1
votes

I've read here https://www.w3.org/TR/owl2-syntax/#IRIs that an Ontology's IRI should (not must) have a date and a version

I tried to follow the examples there and I found that they are doing the following for IRI

"<http://" +"mywebsitename" + ".com or .org or .whatever" + "//" + "year" + "/" + "month" + "day"+ "/" + "the name of the ontology" + "#>" 

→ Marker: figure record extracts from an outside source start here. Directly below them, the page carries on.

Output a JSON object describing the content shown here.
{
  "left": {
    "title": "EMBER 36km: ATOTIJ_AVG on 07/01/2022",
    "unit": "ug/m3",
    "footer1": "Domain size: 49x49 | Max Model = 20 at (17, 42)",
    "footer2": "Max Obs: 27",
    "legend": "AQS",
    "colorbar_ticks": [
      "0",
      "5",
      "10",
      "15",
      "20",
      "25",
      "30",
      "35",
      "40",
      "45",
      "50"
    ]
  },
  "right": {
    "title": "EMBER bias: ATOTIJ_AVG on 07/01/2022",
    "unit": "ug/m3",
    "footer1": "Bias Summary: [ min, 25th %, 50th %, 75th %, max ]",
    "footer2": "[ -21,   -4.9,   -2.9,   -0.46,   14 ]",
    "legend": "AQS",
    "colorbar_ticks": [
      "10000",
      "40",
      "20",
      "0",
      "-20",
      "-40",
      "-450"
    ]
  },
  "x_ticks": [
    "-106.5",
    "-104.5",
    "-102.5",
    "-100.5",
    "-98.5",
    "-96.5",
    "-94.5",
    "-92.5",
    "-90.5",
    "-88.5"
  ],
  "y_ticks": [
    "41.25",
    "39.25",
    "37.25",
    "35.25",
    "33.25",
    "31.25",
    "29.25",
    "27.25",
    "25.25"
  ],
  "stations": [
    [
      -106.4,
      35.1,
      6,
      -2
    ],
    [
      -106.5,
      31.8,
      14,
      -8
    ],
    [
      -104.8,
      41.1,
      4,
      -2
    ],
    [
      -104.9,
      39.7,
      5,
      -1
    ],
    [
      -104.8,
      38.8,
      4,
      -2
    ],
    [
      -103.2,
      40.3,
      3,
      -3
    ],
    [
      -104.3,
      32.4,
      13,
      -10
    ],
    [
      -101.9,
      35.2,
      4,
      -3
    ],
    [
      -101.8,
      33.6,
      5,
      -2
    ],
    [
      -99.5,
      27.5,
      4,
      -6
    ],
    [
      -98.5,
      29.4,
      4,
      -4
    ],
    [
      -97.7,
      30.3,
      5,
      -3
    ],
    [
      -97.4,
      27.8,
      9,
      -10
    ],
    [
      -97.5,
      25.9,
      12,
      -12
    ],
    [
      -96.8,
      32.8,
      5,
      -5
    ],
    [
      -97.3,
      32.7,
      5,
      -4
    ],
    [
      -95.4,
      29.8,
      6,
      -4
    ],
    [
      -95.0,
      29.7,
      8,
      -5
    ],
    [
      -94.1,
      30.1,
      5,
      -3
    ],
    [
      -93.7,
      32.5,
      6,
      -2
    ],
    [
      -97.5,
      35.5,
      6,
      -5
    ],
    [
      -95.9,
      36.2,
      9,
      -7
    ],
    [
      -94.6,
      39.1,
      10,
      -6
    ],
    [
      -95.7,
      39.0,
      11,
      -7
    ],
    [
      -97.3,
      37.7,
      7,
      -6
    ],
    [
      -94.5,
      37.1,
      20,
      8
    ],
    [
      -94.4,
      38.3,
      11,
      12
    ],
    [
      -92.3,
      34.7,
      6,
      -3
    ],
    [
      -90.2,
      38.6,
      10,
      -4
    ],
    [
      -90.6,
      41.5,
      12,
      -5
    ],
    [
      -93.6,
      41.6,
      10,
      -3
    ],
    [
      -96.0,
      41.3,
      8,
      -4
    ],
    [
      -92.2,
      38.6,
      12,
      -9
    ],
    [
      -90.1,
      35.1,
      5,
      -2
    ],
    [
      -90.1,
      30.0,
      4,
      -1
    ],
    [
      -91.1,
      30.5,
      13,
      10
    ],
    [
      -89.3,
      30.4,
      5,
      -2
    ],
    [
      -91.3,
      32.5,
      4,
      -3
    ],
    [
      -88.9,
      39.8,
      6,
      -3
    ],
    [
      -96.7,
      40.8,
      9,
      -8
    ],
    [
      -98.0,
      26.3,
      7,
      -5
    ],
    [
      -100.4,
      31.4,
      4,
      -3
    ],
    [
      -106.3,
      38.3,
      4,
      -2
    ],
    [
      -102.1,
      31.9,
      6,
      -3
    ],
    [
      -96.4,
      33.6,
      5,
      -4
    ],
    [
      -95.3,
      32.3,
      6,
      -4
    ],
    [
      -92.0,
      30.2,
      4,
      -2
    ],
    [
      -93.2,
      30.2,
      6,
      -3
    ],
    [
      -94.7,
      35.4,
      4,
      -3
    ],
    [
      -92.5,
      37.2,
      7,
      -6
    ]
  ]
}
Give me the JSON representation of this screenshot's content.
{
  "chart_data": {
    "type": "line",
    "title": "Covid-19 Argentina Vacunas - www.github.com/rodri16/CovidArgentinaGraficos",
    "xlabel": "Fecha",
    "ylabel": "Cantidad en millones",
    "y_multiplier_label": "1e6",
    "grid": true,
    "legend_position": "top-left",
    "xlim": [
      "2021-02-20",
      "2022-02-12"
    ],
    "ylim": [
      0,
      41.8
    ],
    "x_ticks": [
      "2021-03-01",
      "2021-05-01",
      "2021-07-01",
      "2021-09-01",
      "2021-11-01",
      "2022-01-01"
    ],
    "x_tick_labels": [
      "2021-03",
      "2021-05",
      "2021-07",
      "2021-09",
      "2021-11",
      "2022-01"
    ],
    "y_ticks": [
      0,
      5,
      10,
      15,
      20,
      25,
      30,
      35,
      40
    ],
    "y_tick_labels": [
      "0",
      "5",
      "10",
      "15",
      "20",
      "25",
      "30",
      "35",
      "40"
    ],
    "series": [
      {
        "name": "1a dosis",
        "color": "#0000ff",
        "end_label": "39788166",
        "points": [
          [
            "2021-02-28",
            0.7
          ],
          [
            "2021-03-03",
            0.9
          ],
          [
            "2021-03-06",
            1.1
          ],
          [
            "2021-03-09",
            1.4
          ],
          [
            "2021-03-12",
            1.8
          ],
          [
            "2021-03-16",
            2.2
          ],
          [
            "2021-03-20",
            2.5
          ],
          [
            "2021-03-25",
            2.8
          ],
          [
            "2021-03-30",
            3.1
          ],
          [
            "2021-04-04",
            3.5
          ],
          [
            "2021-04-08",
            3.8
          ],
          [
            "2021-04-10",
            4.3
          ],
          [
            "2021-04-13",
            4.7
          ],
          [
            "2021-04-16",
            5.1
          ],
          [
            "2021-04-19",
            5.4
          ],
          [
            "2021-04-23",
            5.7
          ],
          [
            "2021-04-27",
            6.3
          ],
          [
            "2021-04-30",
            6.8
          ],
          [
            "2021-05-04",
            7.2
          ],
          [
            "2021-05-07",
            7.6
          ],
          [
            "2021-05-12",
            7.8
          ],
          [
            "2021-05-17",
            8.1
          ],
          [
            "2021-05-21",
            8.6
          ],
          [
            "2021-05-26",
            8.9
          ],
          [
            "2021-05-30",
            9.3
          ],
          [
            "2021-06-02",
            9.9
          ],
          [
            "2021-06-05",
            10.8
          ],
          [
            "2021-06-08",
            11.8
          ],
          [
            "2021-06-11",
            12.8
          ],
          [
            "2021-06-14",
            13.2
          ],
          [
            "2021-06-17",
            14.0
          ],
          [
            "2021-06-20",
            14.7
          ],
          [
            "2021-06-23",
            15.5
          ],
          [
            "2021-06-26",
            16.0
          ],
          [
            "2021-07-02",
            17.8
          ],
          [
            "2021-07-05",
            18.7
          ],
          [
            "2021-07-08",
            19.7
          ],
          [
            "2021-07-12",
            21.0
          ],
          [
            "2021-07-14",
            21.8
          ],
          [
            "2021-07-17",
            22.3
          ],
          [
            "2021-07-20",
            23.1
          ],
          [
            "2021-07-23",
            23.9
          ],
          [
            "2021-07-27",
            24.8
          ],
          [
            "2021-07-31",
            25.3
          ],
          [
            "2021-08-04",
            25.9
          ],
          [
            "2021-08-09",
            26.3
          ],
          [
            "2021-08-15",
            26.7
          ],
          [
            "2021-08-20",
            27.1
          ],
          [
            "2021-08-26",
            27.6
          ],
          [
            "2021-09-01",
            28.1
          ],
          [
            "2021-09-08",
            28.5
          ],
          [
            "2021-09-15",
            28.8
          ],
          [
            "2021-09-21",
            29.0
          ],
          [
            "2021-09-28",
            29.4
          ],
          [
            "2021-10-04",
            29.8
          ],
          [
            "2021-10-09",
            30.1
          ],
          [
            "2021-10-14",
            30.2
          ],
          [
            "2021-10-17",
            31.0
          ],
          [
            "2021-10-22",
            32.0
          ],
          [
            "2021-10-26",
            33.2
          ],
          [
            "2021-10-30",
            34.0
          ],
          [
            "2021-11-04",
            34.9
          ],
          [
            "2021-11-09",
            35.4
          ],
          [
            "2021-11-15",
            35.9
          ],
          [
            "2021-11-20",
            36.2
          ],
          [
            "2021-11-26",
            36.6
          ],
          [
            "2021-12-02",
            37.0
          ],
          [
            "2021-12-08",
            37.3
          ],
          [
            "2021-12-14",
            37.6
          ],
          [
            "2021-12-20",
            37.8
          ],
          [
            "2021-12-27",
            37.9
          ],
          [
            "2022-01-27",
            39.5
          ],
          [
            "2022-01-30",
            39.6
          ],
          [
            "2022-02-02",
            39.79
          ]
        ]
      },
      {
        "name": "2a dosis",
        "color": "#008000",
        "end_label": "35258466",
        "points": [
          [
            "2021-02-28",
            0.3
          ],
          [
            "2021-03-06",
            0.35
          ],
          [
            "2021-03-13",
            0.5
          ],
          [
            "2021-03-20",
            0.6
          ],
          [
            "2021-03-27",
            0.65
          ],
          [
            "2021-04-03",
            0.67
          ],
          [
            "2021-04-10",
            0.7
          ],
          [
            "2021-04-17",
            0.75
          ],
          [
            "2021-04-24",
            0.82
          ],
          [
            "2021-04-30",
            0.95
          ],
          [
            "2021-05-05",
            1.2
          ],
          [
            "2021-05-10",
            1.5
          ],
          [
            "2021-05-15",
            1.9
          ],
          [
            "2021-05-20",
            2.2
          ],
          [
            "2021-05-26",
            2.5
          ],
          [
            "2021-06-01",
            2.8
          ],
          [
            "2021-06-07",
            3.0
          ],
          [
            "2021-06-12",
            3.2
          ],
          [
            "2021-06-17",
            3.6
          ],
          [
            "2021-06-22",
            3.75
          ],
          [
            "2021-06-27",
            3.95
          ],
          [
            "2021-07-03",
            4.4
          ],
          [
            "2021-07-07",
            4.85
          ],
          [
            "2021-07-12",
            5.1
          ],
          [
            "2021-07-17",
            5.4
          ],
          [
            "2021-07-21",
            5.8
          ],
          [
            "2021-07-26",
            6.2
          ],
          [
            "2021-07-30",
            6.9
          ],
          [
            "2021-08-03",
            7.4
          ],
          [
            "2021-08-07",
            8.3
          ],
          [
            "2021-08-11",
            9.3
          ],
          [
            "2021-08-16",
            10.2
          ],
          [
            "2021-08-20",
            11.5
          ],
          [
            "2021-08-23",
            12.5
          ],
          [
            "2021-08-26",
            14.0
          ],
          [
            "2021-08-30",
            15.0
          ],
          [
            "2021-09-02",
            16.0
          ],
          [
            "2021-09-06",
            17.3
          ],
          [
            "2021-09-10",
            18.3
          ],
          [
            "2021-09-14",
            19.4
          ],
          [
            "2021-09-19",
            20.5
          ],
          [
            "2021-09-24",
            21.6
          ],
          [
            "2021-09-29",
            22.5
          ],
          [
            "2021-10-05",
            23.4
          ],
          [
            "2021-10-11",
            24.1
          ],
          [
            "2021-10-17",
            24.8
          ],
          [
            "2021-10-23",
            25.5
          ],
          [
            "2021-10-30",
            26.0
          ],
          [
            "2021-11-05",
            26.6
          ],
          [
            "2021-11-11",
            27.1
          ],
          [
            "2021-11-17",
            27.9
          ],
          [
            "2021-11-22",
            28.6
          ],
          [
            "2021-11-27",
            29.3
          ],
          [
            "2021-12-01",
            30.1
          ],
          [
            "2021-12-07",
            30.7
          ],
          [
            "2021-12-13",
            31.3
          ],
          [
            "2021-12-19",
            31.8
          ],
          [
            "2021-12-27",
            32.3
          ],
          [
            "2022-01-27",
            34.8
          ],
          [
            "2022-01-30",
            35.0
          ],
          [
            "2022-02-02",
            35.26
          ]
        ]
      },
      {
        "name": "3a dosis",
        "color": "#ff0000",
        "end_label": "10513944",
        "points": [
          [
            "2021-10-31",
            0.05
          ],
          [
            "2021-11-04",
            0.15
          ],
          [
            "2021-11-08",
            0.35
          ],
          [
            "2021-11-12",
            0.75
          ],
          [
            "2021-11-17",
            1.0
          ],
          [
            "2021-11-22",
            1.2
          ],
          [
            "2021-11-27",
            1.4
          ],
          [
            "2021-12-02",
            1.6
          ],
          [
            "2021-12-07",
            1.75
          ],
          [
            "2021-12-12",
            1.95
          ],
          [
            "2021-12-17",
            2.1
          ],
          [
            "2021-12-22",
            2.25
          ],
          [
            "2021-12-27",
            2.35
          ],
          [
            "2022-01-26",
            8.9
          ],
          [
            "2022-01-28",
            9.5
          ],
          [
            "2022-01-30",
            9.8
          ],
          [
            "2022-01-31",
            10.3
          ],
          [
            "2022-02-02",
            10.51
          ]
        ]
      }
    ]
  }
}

my question is that correct? so where do I put the version?

1

1 Answers

4
votes

I may be missing part of the document that you're citing, but I don't see any recommendation that "Ontology's IRI should (not must) have a date and a version". That said, it's a useful convention, but note that with OWL 2, there can be two IRIs associated with a particular ontology. One is the ontology IRI, which as you say, doesn't typically have version/date/etc., information available in it. The second is the (optional) ontology version IRI. The specification for the functional-style syntax is:

Ontology :=
    'Ontology' '(' [ ontologyIRI [ versionIRI ] ]
       directlyImportsDocuments
       ontologyAnnotations
       axioms
    ')'

I think it'd be more common to do something like

Ontology( <http://example.org/llamas>
          <http://example.org/llamas/2016/02/26>
          ... )

where http://example.org/llamas is the ontology IRI, and http://example.org/llamas/2016/02/26 is the ontology version IRI. But what you use for a version IRI (and for the ontology IRI, too, for that matter) is really up to you. If you look around, you can find some conventions, but IRIs are opaque, there's not a mandatory way to encode that information.